И не дожидаясь ответа совершенно обалдевшей Лены, он круто развернулся на каблуках и походкой бывалого солдата, не оглядываясь, пошел прочь. Лена бросилась было за ним, потом, пожав плечами, остановилась, потом все-таки попыталась окликнуть его, но Андрей уже свернул в какой-то узкий переулок и пропал из виду…

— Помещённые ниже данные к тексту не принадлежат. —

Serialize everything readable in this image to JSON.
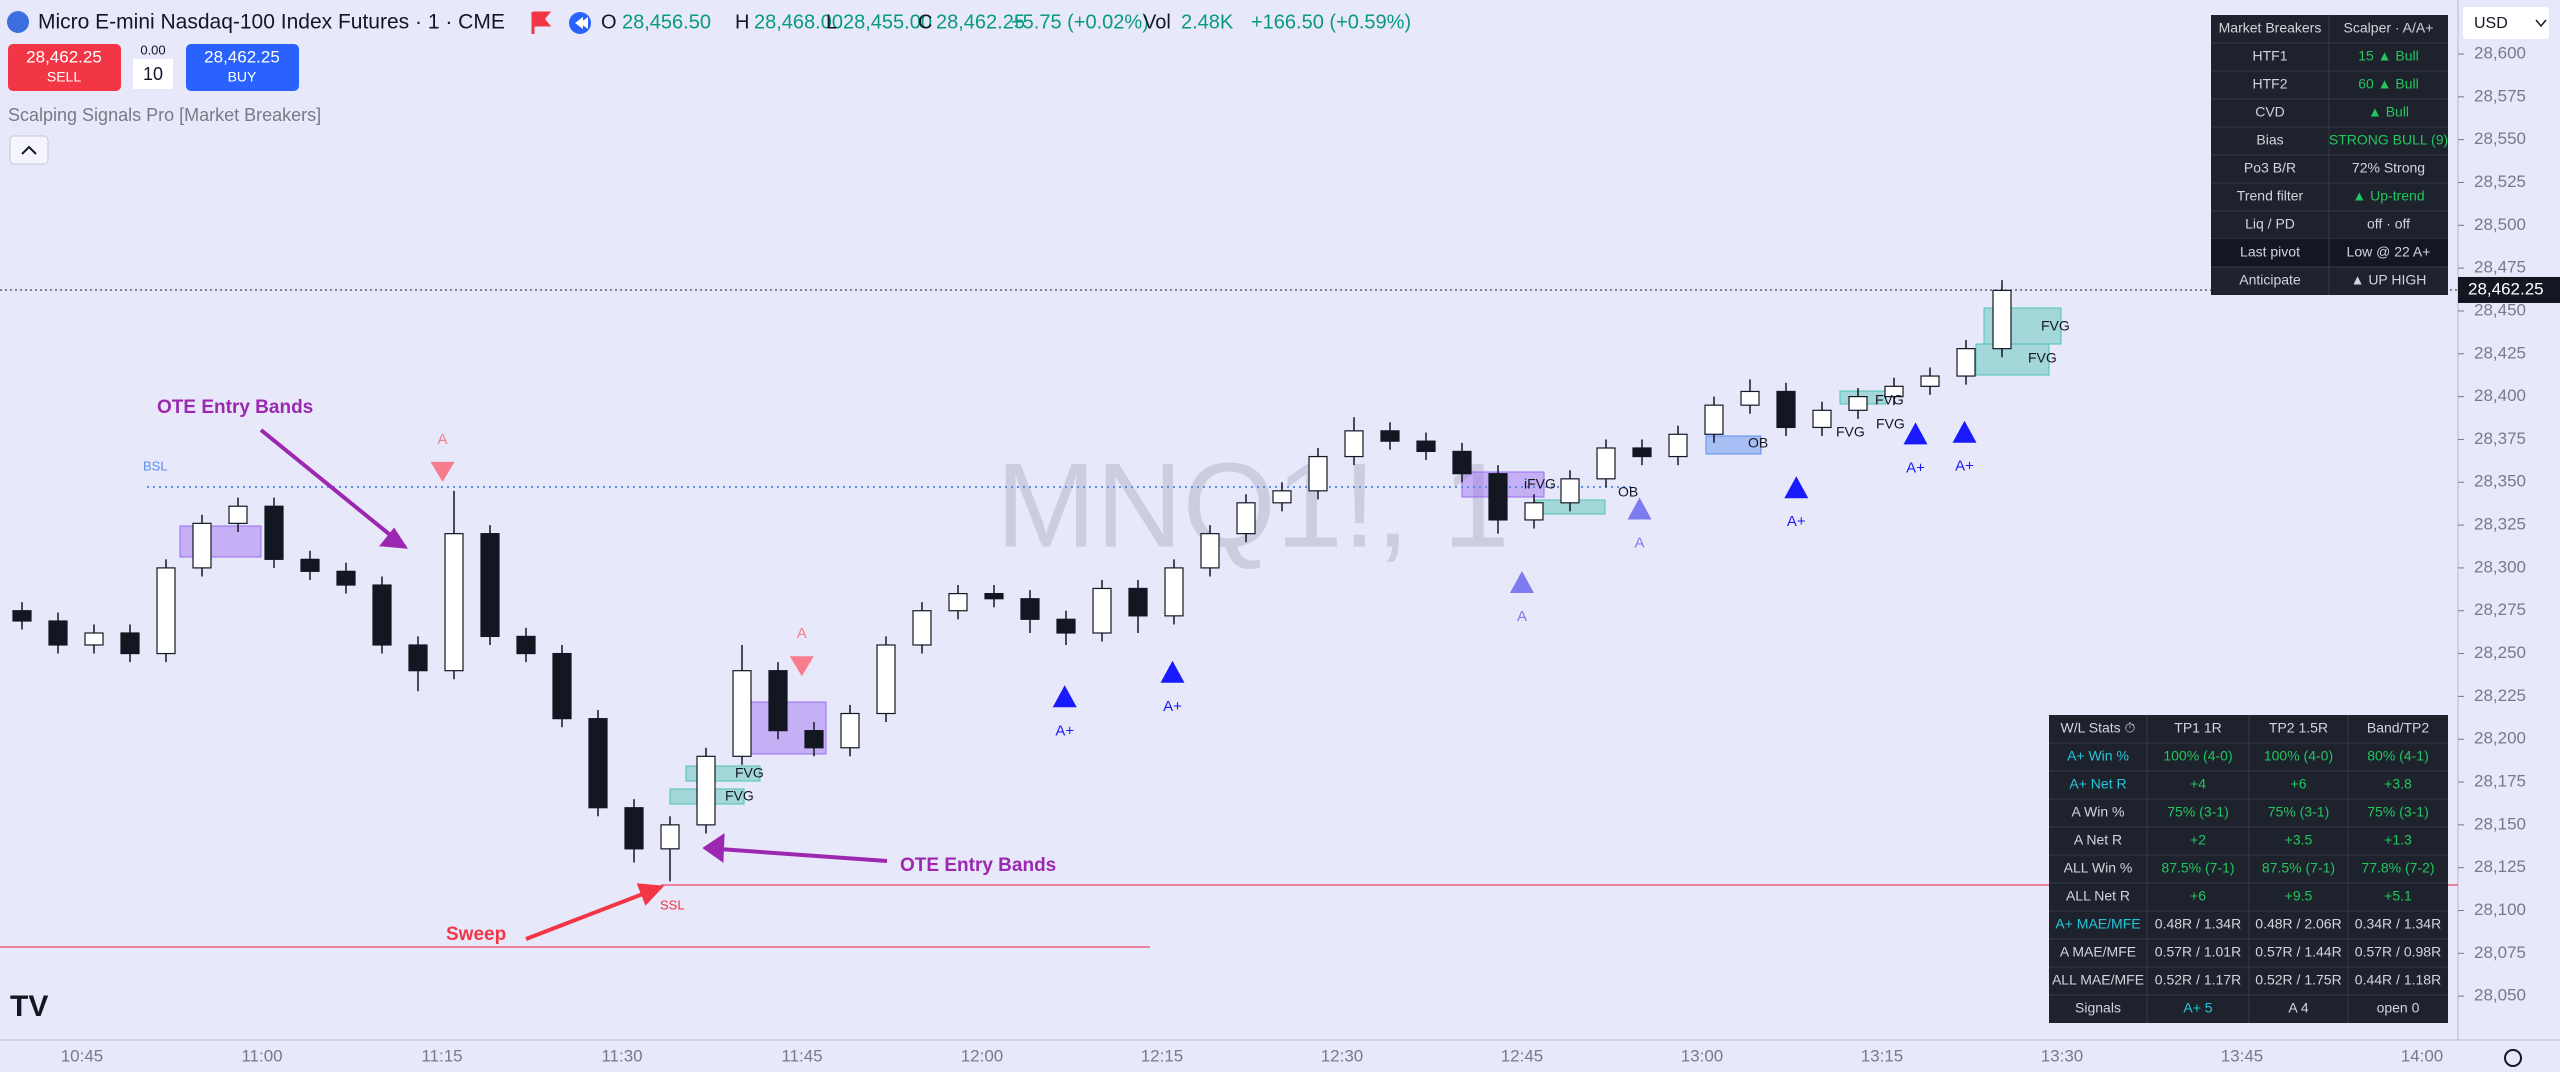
{
  "header": {
    "title": "Micro E-mini Nasdaq-100 Index Futures · 1 · CME",
    "ohlc": [
      {
        "key": "O",
        "value": "28,456.50"
      },
      {
        "key": "H",
        "value": "28,468.00"
      },
      {
        "key": "L",
        "value": "28,455.00"
      },
      {
        "key": "C",
        "value": "28,462.25"
      }
    ],
    "change": "+5.75 (+0.02%)",
    "vol_key": "Vol",
    "vol": "2.48K",
    "vol_change": "+166.50 (+0.59%)"
  },
  "trade": {
    "sell_price": "28,462.25",
    "sell": "SELL",
    "spread": "0.00",
    "qty": "10",
    "buy_price": "28,462.25",
    "buy": "BUY"
  },
  "indicator": "Scalping Signals Pro [Market Breakers]",
  "watermark": "MNQ1!, 1",
  "currency": "USD",
  "price_axis": {
    "ticks": [
      {
        "value": 28050,
        "label": "28,050"
      },
      {
        "value": 28075,
        "label": "28,075"
      },
      {
        "value": 28100,
        "label": "28,100"
      },
      {
        "value": 28125,
        "label": "28,125"
      },
      {
        "value": 28150,
        "label": "28,150"
      },
      {
        "value": 28175,
        "label": "28,175"
      },
      {
        "value": 28200,
        "label": "28,200"
      },
      {
        "value": 28225,
        "label": "28,225"
      },
      {
        "value": 28250,
        "label": "28,250"
      },
      {
        "value": 28275,
        "label": "28,275"
      },
      {
        "value": 28300,
        "label": "28,300"
      },
      {
        "value": 28325,
        "label": "28,325"
      },
      {
        "value": 28350,
        "label": "28,350"
      },
      {
        "value": 28375,
        "label": "28,375"
      },
      {
        "value": 28400,
        "label": "28,400"
      },
      {
        "value": 28425,
        "label": "28,425"
      },
      {
        "value": 28450,
        "label": "28,450"
      },
      {
        "value": 28475,
        "label": "28,475"
      },
      {
        "value": 28500,
        "label": "28,500"
      },
      {
        "value": 28525,
        "label": "28,525"
      },
      {
        "value": 28550,
        "label": "28,550"
      },
      {
        "value": 28575,
        "label": "28,575"
      },
      {
        "value": 28600,
        "label": "28,600"
      }
    ],
    "last": {
      "value": 28462.25,
      "label": "28,462.25"
    }
  },
  "time_axis": [
    "10:45",
    "11:00",
    "11:15",
    "11:30",
    "11:45",
    "12:00",
    "12:15",
    "12:30",
    "12:45",
    "13:00",
    "13:15",
    "13:30",
    "13:45",
    "14:00"
  ],
  "candles": {
    "x": [
      "10:40",
      "10:43",
      "10:46",
      "10:49",
      "10:52",
      "10:55",
      "10:58",
      "11:01",
      "11:04",
      "11:07",
      "11:10",
      "11:13",
      "11:16",
      "11:19",
      "11:22",
      "11:25",
      "11:28",
      "11:31",
      "11:34",
      "11:37",
      "11:40",
      "11:43",
      "11:46",
      "11:49",
      "11:52",
      "11:55",
      "11:58",
      "12:01",
      "12:04",
      "12:07",
      "12:10",
      "12:13",
      "12:16",
      "12:19",
      "12:22",
      "12:25",
      "12:28",
      "12:31",
      "12:34",
      "12:37",
      "12:40",
      "12:43",
      "12:46",
      "12:49",
      "12:52",
      "12:55",
      "12:58",
      "13:01",
      "13:04",
      "13:07",
      "13:10",
      "13:13",
      "13:16",
      "13:19",
      "13:22",
      "13:25"
    ],
    "open": [
      28275,
      28269,
      28255,
      28262,
      28250,
      28300,
      28326,
      28336,
      28305,
      28298,
      28290,
      28255,
      28240,
      28320,
      28260,
      28250,
      28212,
      28160,
      28136,
      28150,
      28190,
      28240,
      28205,
      28195,
      28215,
      28255,
      28275,
      28285,
      28282,
      28270,
      28262,
      28288,
      28272,
      28300,
      28320,
      28338,
      28345,
      28365,
      28380,
      28374,
      28368,
      28355,
      28328,
      28338,
      28352,
      28370,
      28365,
      28378,
      28395,
      28403,
      28382,
      28392,
      28400,
      28406,
      28412,
      28428
    ],
    "high": [
      28280,
      28274,
      28267,
      28267,
      28305,
      28331,
      28341,
      28341,
      28310,
      28303,
      28295,
      28260,
      28345,
      28325,
      28265,
      28255,
      28217,
      28165,
      28155,
      28195,
      28255,
      28245,
      28210,
      28220,
      28260,
      28280,
      28290,
      28290,
      28287,
      28275,
      28293,
      28293,
      28305,
      28325,
      28343,
      28350,
      28370,
      28388,
      28385,
      28379,
      28373,
      28360,
      28343,
      28357,
      28375,
      28375,
      28383,
      28400,
      28410,
      28408,
      28397,
      28405,
      28411,
      28417,
      28433,
      28468
    ],
    "low": [
      28264,
      28250,
      28250,
      28245,
      28245,
      28295,
      28321,
      28300,
      28293,
      28285,
      28250,
      28228,
      28235,
      28255,
      28245,
      28207,
      28155,
      28128,
      28117,
      28145,
      28185,
      28200,
      28190,
      28190,
      28210,
      28250,
      28270,
      28277,
      28262,
      28255,
      28257,
      28262,
      28267,
      28295,
      28315,
      28333,
      28340,
      28360,
      28369,
      28363,
      28350,
      28320,
      28323,
      28333,
      28347,
      28360,
      28360,
      28373,
      28390,
      28377,
      28377,
      28387,
      28395,
      28401,
      28407,
      28423
    ],
    "close": [
      28269,
      28255,
      28262,
      28250,
      28300,
      28326,
      28336,
      28305,
      28298,
      28290,
      28255,
      28240,
      28320,
      28260,
      28250,
      28212,
      28160,
      28136,
      28150,
      28190,
      28240,
      28205,
      28195,
      28215,
      28255,
      28275,
      28285,
      28282,
      28270,
      28262,
      28288,
      28272,
      28300,
      28320,
      28338,
      28345,
      28365,
      28380,
      28374,
      28368,
      28355,
      28328,
      28338,
      28352,
      28370,
      28365,
      28378,
      28395,
      28403,
      28382,
      28392,
      28400,
      28406,
      28412,
      28428,
      28462
    ]
  },
  "annotations": {
    "ote_1": "OTE Entry Bands",
    "ote_2": "OTE Entry Bands",
    "sweep": "Sweep",
    "bsl": "BSL",
    "ssl": "SSL",
    "zones": [
      "FVG",
      "FVG",
      "FVG",
      "FVG",
      "FVG",
      "FVG",
      "FVG",
      "iFVG",
      "OB",
      "OB"
    ]
  },
  "signals": [
    "A",
    "A",
    "A+",
    "A+",
    "A",
    "A",
    "A+",
    "A+",
    "A+"
  ],
  "market_table": {
    "header": [
      "Market Breakers",
      "Scalper · A/A+"
    ],
    "rows": [
      [
        "HTF1",
        "15  ▲ Bull"
      ],
      [
        "HTF2",
        "60  ▲ Bull"
      ],
      [
        "CVD",
        "▲ Bull"
      ],
      [
        "Bias",
        "STRONG BULL (9)"
      ],
      [
        "Po3 B/R",
        "72%  Strong"
      ],
      [
        "Trend filter",
        "▲ Up-trend"
      ],
      [
        "Liq / PD",
        "off · off"
      ],
      [
        "Last pivot",
        "Low @ 22  A+"
      ],
      [
        "Anticipate",
        "▲ UP  HIGH"
      ]
    ]
  },
  "stats_table": {
    "header": [
      "W/L Stats ⏱",
      "TP1 1R",
      "TP2 1.5R",
      "Band/TP2"
    ],
    "rows": [
      [
        "A+ Win %",
        "100% (4-0)",
        "100% (4-0)",
        "80% (4-1)"
      ],
      [
        "A+ Net R",
        "+4",
        "+6",
        "+3.8"
      ],
      [
        "A Win %",
        "75% (3-1)",
        "75% (3-1)",
        "75% (3-1)"
      ],
      [
        "A Net R",
        "+2",
        "+3.5",
        "+1.3"
      ],
      [
        "ALL Win %",
        "87.5% (7-1)",
        "87.5% (7-1)",
        "77.8% (7-2)"
      ],
      [
        "ALL Net R",
        "+6",
        "+9.5",
        "+5.1"
      ],
      [
        "A+ MAE/MFE",
        "0.48R / 1.34R",
        "0.48R / 2.06R",
        "0.34R / 1.34R"
      ],
      [
        "A MAE/MFE",
        "0.57R / 1.01R",
        "0.57R / 1.44R",
        "0.57R / 0.98R"
      ],
      [
        "ALL MAE/MFE",
        "0.52R / 1.17R",
        "0.52R / 1.75R",
        "0.44R / 1.18R"
      ],
      [
        "Signals",
        "A+ 5",
        "A 4",
        "open 0"
      ]
    ]
  }
}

Вернувшись в Тарик, Обнорский немного успокоился, проанализировал свое поведение и с безнадежной отчетливостью осознал, что он абсолютно полный мудак. От этого вывода ему стало так горько и стыдно, что он чуть было не побежал в Кратер искать Лену, но вовремя понял, что ее там уже не найдет, – время подходило к девяти вечера, все лавки закрывались. От досады и злости на самого себя Андрей захотел выпить, но перед этим решил наложить на себя «епитимью» – сделать генеральную уборку в комнате, которая была загажена уже до полного свинства. Хоть и маленькая у них с Ильей была комнатка, но для того, чтобы ее, как выражался Семеныч, «отпидорить на ять», Андрею потребовалось часа полтора, а когда он наконец закончил и удовлетворенно оглядел приведенное в человеческий вид жилище, в дверь неожиданно постучали. Сердце у Обнорского почему-то бухнуло (непонятно, кого он рассчитывал увидеть за дверью), и как был, полуголый, он бросился открывать. На пороге стоял майор Пахоменко и с усмешкой разглядывал своего подчиненного:
– Здорово, ваше благородие! В гости пускаете?

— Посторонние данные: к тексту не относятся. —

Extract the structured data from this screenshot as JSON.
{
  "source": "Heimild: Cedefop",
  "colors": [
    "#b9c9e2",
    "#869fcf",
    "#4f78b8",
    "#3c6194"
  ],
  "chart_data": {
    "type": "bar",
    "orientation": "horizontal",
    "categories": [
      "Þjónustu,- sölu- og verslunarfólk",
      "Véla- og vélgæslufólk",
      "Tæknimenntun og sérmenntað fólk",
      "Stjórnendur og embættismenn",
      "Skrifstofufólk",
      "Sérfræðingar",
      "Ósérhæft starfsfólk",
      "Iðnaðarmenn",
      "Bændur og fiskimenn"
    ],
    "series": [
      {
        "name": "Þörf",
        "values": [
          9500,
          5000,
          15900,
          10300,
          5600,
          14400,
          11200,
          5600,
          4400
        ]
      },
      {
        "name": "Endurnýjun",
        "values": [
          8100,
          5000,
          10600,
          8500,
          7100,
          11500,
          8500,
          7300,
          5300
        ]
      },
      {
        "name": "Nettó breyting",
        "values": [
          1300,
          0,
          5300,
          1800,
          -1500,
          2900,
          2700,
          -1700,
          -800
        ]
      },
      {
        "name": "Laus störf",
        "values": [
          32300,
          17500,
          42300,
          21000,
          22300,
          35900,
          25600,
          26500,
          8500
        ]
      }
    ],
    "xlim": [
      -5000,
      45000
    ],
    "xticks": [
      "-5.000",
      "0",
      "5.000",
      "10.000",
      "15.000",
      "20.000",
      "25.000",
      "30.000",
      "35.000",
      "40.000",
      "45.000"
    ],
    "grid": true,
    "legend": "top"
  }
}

– Кого? – тупо переспросил Обнорский.
Пахоменко заржал, и Андрей, спохватившись, сделал приглашающий жест рукой:
– Конечно, Виктор Сергеевич, заходите, пожалуйста…
Пахоменко зашел, огляделся и уважительно присвистнул:
– Молодец, аккуратно живешь… А еще говорят, что все переводяги – засранцы… Сюда хабиров на экскурсию водить можно.
Обнорский скромно потупился и не стал пояснять, что еще два часа назад в его комнату лучше было бы не пускать никого, кроме, может быть, режиссера фильмов ужасов, чтобы тот поучился, какие декорации делать к своим картинам.
Между тем референт развалился в кресле и начал трепаться о всякой ерунде, время от времени хитро поглядывая на Андрея.
Наконец собравшись вроде бы уже уходить, Пахоменко сделал вид, что «вспомнил»:
– Слушай, совсем забыл спросить-то тебя: ты завтра во сколько из своей бригады возвращаешься?
– Часа в четыре, – пожал плечами Обнорский. – А что? Подежурить надо?
Референт усмехнулся и помотал головой:
– Да нет, с дежурством пока все по графику… Тут вот какая интересная история вышла: возили мы сегодня в Кратер с Генкой двух стюардесс – одна его старая знакомая, а другая молоденькая совсем, Леночкой зовут… Да ты сядь, сядь, чего вскочил-то? Так вот, отвезли мы, значит, девчонок на шуф[54], все нормально, можно сказать, культурно… Пока Лена себе какое-то платье выбирала, мы немного вперед ушли, потом вернулись, а девчонка вроде как не в себе малость, злющая, как кошка дикая, стоит, глазами сверкает… И как накинется, понимаешь, на меня, как начала какие-то страшные ужасы рассказывать про какого-то законченного хама – переводчика Андрея из Ленинграда, черненького такого… И на меня попутно чуть ли не бочку говна выкатила – а за что, спрашивается?